En l'occurrence, Me Bruneau Latouche, conseil de la société Word class, justifie s'être constituée pour le compte de la société intimée le 18 septembre 2023 et avoir remis au greffe une copie de son acte de constitution le 19 septembre 2023, sur support par papier, en raison d'un dysfonctionnement du RPVA dont elle justifie.
Etant constaté que Me Bruneau Latouche s'est effectivement constituée pour la société intimée et qu'une copie de son acte de constitution a été remise au greffe, aucune irrégularité de fond pour défaut de pouvoir de représentation d'une partie à l'instance n'est encourue.
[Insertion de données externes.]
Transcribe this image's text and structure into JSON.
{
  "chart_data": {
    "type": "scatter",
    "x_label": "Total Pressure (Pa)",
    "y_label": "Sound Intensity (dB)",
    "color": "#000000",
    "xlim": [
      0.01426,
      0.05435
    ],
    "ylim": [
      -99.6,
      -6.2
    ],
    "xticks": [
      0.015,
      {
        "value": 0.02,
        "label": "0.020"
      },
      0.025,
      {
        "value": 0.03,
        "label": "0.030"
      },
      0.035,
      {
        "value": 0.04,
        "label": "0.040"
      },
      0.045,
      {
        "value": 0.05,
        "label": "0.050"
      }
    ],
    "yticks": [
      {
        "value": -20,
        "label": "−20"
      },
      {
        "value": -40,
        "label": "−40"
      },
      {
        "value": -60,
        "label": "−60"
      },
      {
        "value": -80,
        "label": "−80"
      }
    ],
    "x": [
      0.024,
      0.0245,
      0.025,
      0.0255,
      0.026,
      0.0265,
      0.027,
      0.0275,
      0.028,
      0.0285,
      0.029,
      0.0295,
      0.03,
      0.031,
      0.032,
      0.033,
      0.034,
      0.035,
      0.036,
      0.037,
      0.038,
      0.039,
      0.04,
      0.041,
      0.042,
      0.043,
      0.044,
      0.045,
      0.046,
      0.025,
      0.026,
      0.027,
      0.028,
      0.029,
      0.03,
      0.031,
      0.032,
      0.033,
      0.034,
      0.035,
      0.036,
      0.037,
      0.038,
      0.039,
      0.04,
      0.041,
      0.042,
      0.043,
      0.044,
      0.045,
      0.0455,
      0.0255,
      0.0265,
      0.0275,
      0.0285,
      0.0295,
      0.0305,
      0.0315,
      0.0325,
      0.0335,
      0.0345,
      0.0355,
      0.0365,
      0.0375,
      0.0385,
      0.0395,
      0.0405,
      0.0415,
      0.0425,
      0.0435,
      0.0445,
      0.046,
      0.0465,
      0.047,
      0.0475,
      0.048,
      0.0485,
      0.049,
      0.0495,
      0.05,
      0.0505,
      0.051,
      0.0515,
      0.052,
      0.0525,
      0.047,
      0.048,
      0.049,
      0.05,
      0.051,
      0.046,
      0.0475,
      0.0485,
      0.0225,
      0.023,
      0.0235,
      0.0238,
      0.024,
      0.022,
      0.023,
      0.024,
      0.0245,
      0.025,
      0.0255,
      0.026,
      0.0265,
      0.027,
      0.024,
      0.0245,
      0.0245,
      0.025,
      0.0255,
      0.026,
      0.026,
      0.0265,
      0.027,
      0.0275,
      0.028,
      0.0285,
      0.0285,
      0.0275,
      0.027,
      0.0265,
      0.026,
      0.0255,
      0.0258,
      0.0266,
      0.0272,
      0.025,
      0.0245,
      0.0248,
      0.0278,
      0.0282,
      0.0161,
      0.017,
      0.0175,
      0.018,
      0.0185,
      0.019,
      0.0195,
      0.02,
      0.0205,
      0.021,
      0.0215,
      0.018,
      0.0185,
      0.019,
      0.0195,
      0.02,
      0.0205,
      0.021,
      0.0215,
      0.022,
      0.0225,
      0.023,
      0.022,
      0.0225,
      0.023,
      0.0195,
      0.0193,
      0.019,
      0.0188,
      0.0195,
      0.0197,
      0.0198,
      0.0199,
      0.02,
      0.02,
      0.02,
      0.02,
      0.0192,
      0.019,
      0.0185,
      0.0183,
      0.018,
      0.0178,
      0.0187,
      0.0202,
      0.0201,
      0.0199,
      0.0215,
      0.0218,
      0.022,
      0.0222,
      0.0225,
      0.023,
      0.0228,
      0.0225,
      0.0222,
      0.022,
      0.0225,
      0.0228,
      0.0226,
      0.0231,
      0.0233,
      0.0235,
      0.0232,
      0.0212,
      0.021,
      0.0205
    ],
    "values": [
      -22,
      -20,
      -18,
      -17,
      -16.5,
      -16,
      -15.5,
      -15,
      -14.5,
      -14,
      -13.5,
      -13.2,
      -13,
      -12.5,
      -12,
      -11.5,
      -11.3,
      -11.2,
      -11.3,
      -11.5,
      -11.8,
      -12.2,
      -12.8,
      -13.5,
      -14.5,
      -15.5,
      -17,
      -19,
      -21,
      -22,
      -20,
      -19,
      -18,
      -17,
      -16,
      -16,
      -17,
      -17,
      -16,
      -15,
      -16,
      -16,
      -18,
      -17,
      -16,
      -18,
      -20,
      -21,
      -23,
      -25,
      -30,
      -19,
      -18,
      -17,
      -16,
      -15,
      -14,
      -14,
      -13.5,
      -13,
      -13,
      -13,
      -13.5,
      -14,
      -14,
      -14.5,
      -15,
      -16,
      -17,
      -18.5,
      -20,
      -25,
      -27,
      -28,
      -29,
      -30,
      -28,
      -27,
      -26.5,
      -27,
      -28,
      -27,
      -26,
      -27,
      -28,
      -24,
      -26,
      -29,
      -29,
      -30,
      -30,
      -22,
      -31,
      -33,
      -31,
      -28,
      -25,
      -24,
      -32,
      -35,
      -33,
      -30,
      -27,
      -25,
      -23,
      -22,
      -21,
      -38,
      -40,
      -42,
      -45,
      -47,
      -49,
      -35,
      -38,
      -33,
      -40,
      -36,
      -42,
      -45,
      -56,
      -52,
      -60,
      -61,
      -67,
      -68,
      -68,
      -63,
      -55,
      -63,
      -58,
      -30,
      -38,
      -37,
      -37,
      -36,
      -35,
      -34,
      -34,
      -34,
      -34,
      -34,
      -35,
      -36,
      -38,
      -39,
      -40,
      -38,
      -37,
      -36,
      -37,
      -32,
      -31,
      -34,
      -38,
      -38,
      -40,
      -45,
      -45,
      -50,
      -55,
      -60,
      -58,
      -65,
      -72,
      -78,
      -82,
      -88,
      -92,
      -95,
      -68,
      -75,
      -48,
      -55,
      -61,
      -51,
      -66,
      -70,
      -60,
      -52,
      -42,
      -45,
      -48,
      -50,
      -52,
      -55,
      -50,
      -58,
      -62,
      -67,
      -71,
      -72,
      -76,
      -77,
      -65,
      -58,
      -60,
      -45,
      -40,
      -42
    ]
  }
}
Il apparait ainsi que l'irrégularité afférente à la dénonciation de la constitution dans la forme des notifications entre avocats ne peut être sanctionnée qu'en application des dispositions de l'article 694 du code de procédure civile.
Conformément à l'article 114 du code de procédure civile, une nullité pour vice de forme ne peut être prononcée que si la sanction de la nullité est expressément prévue par le texte juridique et que si la preuve d'un grief est rapportée par celui qui invoque la nullité.
En l'espèce, Mme [E] ne démontre l'existence d'aucun grief résultant de l'absence de dénonciation de la constitution d'avocat de l'intimée à l'avocat postulant. Par ailleurs, comme l'a justement relevé le conseiller de la mise en état, la société Word class a régulièrement remis au greffe ses conclusions d'intimée dans le délai de trois mois qui lui était imparti par l'article 909 du code de procédure civile et a régulièrement notifié ses conclusions à l'appelante. Il n'y a dès lors pas lieu de déclarer les conclusions d'intimée irrecevables.
Il s'ensuit par ailleurs qu'aucune atteinte au contradictoire n'est caractérisée.
Dès lors, il convient de débouter l'appelante de l'ensemble de ses demandes.
Il n'apparaît pas inéquitable que chaque partie conserve à charge ses propres frais irrépétibles. La demande formée au titre de l'article 700 du code de procédure civile sera donc rejetée.
PAR CES MOTIFS,
La cour statuant en matière de déféré, par arrêt mis à disposition au greffe,
CONFIRME l'ordonnance entreprise,
CONDAMNE Mme [E] aux dépens,
DIT n'y avoir lieu à condamnation en application des dispositions de l'article 700 du code de procédure civile,
RENVOIE l'affaire à la mise en état sous le RG 23-5441 en vue de sa fixation.